Set Pieces - Sunderland Fans. A Tribute.
Author: warthog / Date: Monday 4 August 2008
Charming, erudite, intelligent, knowledgeable. None of those words can be used to describe Sunderland fans. Once more, the slum dwellers of the North-East embarrass themselves.
It’s that time of year again. The new season approaches, the natives are getting edgy, summer’s rubbish as usual and T-W is invaded by a bunch of spotty, obnoxious, educationally subnormal chavs, who struggle to put two words together. Yes, the Sunderland fans are back.
It first started in 2006 with the ludicrous idea that Sam Allardyce would swap a club with three consecutive top eight finishes for one which had, once again, suffered Premiership disgrace. Oh how we laughed! Not that the visiting peasants shared the joke, but then they’d lost their dole money at the bookies when Sam stayed put – as anyone with an IQ above room temperature knew he would.
It helps if one learns from experience, but that takes a measure of intelligence that’s notably lacking in the hovels of Wearside. So when Jussi Jaaskelainen was linked with a move to the Stadium of Light, the clueless hordes were back, spouting the same old drivel – but that’s what you get for putting PCs in job centres (computers we mean, not the constabulary, although they’ll be there as well, to stop the staff being mugged.) Over twelve months later, the spacktards are still snivelling about the article that appeared here, in response to that foray. If you can’t take it lads, then don’t dish it out.
Finally last week, for the first time since Bob Stokoe sprinted onto the Wembley turf in his dirty raincoat in 1973, the wanabee geordies had something to cheer about, when Sunderland signed El Hadji Diouf from Bolton. This could be seen as a coup, but not by anyone normal. Diouf declared his intention to leave the Reebok some months earlier, in anticipation of interest from Europe’s top sides. Pitching up at a club that’s lower down the football pecking order than Hartlepool must have been something of a shock. Oh to be a fly on the wall when the next discussions between the player and his agent take place.
In some ways, it’s a good match. Diouf on his day, is a very fine player, but Bolton fans were always uneasy with the darker side of his character. There will be no such qualms in Sunderland. Spitting, drink-driving, smacking your bitch up and lying on the floor for extended periods are not just acceptable norms, but required behaviour in the city that never washes, although on the streets the latter trait is due to excessive consumption of alcopops and not the desire to win a free kick.
Of course the excitement is understandable in a region where not much happens.

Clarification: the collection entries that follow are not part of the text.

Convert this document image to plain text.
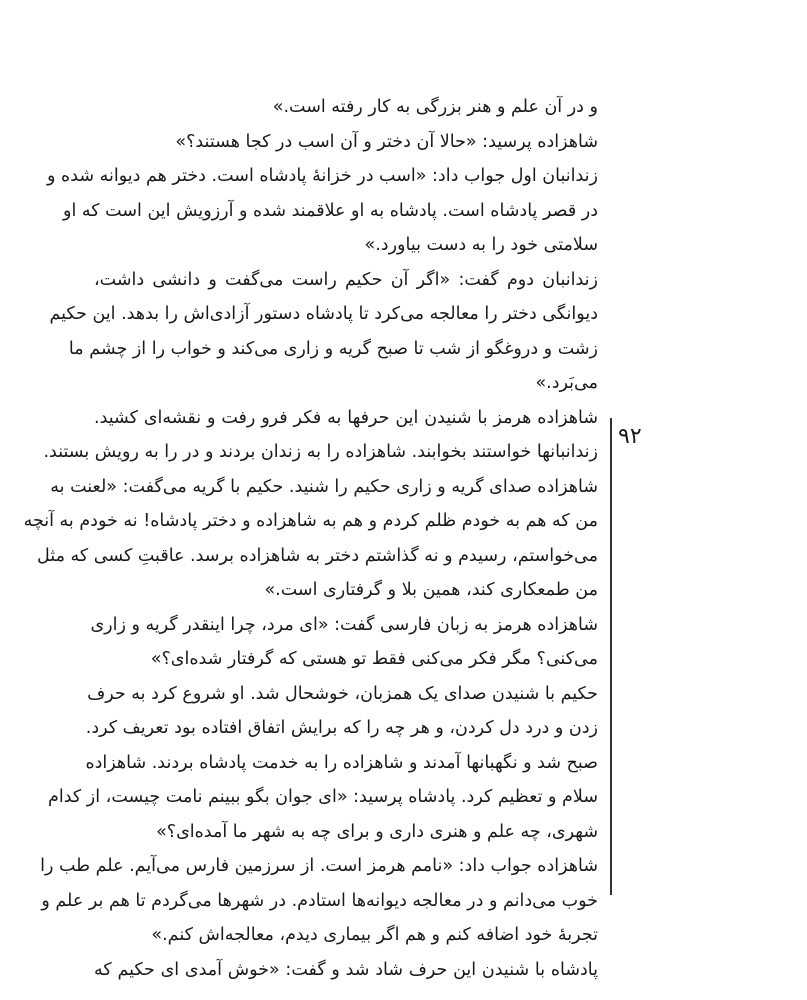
و در آن علم و هنر بزرگی به کار رفته است.»
شاهزاده پرسید: «حالا آن دختر و آن اسب در کجا هستند؟»
زندانبان اول جواب داد: «اسب در خزانهٔ پادشاه است. دختر هم دیوانه شده و
در قصر پادشاه است. پادشاه به او علاقمند شده و آرزویش این است که او
سلامتی خود را به دست بیاورد.»
زندانبان دوم گفت: «اگر آن حکیم راست می‌گفت و دانشی داشت،
دیوانگی دختر را معالجه می‌کرد تا پادشاه دستور آزادی‌اش را بدهد. این حکیم
زشت و دروغگو از شب تا صبح گریه و زاری می‌کند و خواب را از چشم ما
می‌بَرد.»
شاهزاده هرمز با شنیدن این حرفها به فکر فرو رفت و نقشه‌ای کشید.
زندانبانها خواستند بخوابند. شاهزاده را به زندان بردند و در را به رویش بستند.
شاهزاده صدای گریه و زاری حکیم را شنید. حکیم با گریه می‌گفت: «لعنت به
من که هم به خودم ظلم کردم و هم به شاهزاده و دختر پادشاه! نه خودم به آنچه
می‌خواستم، رسیدم و نه گذاشتم دختر به شاهزاده برسد. عاقبتِ کسی که مثل
من طمعکاری کند، همین بلا و گرفتاری است.»
شاهزاده هرمز به زبان فارسی گفت: «ای مرد، چرا اینقدر گریه و زاری
می‌کنی؟ مگر فکر می‌کنی فقط تو هستی که گرفتار شده‌ای؟»
حکیم با شنیدن صدای یک همزبان، خوشحال شد. او شروع کرد به حرف
زدن و درد دل کردن، و هر چه را که برایش اتفاق افتاده بود تعریف کرد.
صبح شد و نگهبانها آمدند و شاهزاده را به خدمت پادشاه بردند. شاهزاده
سلام و تعظیم کرد. پادشاه پرسید: «ای جوان بگو ببینم نامت چیست، از کدام
شهری، چه علم و هنری داری و برای چه به شهر ما آمده‌ای؟»
شاهزاده جواب داد: «نامم هرمز است. از سرزمین فارس می‌آیم. علم طب را
خوب می‌دانم و در معالجه دیوانه‌ها استادم. در شهرها می‌گردم تا هم بر علم و
تجربهٔ خود اضافه کنم و هم اگر بیماری دیدم، معالجه‌اش کنم.»
پادشاه با شنیدن این حرف شاد شد و گفت: «خوش آمدی ای حکیم که
۹۲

Time didn’t so much forget Sunderland as stick two-fingers up at the place before sprinting down the A1. The Mackems are getting giddy about football because there’s nothing else to do there. Not that it will last. Niall Quinn and his bunch of pikeys won’t put money into the club forever. After all, there are only so many drives you can tarmac.
Eventually it will occur, even to them, that there isn’t a hope in hell of getting a penny back from their ‘investment’ and they’ll be off like a shot, leaving the club with the most hideous stadium in football to liquidation and lower league oblivion. The supporters who’ve attached themselves since Roy Keane arrived will be off up the road to watch football at St James’ Park, as they used to do.
There is little that’s new in the beautiful game. Now and then, events suggest change, but it rarely happens. Sunderland’s cerebrally challenged mob can mouth off all they like but it doesn’t disguise the fact that there will only ever be one significant club in the North-East of England and that’s Newcastle United.